Was ist der Inhalt dieses Gedichtes von August von Platen?

2 Antworten

Nach dem Ende komme ich noch auf den Anfang des Gedichts zu sprechen:

Es sehnt sich ewig dieser Geist ins Weite,

Die Heimat ist dem lyrischen Ich zu eng geworden, vor allem offenbar seinem Intellekt (Geist), mutmaßlich auch seinem Forschergeist:

Und möchte fürder, immer fürder streben:

Denn er möchte fürder = weiter (engl. „further“, dt. „weiterhin“ = „fürderhin“) kommen, mehr von der Welt sehen (als die Enge und das Immergleiche seiner Heimatstadt, seines Dorfes) – aber metaphorisch sicher auch eine weitere Welt, die nicht so engstirnig ist wie die Bauern seiner jetzigen Umgebung. Streben = anstreben = irgendwo hinkommen oder auch etwas erreichen, etwas (er)schaffen, beides.

Nie könnt’ ich lang an einer Scholle kleben,

Scholle = Acker, Boden, der bebaut wird mit Obst und Gemüse. „an der Scholle kleben“ = fester Ausdruck für konservativ, erdverbunden, heimatverbunden sein; Trachtenverein, Schützenfest statt großes Theater, Oper, Museen in der Großstadt!

Und hätt’ ein Eden ich an jeder Seite.

Eden ist der Garten Eden, ein poetischer Ausdruck für das Paradies, das wir angeblich hatten vor dem Sündenfall am Anfang der Bibel.

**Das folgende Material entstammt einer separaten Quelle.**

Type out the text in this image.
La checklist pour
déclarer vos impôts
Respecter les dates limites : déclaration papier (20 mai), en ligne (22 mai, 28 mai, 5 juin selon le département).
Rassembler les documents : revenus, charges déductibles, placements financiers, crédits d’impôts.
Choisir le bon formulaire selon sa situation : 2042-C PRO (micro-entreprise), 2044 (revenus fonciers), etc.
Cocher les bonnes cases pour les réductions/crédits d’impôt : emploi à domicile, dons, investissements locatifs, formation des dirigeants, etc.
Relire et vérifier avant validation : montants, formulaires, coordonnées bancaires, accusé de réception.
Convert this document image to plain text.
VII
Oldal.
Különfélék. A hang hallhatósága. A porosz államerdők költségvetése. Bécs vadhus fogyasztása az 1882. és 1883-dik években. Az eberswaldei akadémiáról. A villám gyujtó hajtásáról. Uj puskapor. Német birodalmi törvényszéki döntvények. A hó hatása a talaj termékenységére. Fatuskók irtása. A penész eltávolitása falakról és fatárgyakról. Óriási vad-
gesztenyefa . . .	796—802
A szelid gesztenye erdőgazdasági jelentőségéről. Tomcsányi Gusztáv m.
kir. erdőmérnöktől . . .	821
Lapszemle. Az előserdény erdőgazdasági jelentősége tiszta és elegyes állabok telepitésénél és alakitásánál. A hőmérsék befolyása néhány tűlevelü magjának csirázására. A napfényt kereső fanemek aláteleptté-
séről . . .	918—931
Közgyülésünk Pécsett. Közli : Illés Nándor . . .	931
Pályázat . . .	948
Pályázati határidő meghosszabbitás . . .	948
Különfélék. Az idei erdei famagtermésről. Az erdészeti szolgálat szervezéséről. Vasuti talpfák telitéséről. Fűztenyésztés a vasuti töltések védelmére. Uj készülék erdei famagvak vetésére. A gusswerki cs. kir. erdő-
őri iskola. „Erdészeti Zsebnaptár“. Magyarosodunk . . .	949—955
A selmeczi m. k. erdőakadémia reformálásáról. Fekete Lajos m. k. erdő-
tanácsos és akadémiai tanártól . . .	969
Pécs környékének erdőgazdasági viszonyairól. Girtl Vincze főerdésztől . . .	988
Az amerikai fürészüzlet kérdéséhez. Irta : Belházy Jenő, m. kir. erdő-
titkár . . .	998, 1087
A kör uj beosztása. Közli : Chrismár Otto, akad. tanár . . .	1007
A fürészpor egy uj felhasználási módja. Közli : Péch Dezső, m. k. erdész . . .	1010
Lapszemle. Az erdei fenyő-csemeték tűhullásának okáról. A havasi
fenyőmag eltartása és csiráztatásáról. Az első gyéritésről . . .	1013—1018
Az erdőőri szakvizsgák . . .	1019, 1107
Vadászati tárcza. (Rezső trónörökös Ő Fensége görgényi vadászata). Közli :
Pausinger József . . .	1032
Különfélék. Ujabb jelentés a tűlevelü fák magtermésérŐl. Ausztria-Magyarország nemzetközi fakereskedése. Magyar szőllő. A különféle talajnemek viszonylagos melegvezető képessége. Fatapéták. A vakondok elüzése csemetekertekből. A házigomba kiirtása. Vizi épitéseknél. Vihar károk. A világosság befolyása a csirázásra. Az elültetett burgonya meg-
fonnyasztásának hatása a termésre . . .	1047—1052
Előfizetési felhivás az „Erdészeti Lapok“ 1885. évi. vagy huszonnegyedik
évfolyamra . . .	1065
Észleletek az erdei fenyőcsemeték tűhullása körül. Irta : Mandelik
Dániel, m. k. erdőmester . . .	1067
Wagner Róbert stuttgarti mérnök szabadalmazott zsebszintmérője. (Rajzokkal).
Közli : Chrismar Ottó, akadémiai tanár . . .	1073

Aber eben auch ein Garten, also fruchtbares Land links und rechts von ihm, von seinem jetzigen Haus,

aber das alles würde ihn nicht hier halten auf der alten Scholle, auf dem alten Acker, besagt der Konjunktiv „hätt‘“.

 Mein Geist, bewegt von innerlichem Streite,

Aber er ist sich nicht sicher, seine Überlegungen schwanken, auch das Ergebnis seiner Abreise, seines Wegzugs ist nicht überzeugend, denn ...

Empfand so sehr in diesem kurzen Leben,

Wie leicht es ist, die Heimat aufzugeben,

 Allein wie schwer, zu finden eine zweite.

... denn es ist schwer, woanders eine neue, eine zweite Heimat zu finden, in der man auch so beheimatet ist wie in der ersten, der alten, engen Heimat.

Man findet dort nicht so leicht Freunde wie die alten daheim, man findet oft nicht denselben inneren Bezug zur neuen Gegend wie den, den man zur alten Gegend, zur alten Heimat hatte usw.

Vergleiche dazu Neil Diamond, „I am ... I said“ (oder auf YouTube, auch mit Text):

Well, I'm New York City born and raised
But nowadays, I'm lost between two shores
L.A.'s [Los Angeles; Gerd] fine, but it ain't home
New York's home, but it ain't mine no more

Gruß aus Berlin, Gerd

Woher ich das weiß:Studium / Ausbildung – Journalist, Buchautor, Dichter, wissenschaftlicher Lektor

heyhoallesgut 
Fragesteller
 29.01.2021, 15:08

Sie sind ein Held, danke!!!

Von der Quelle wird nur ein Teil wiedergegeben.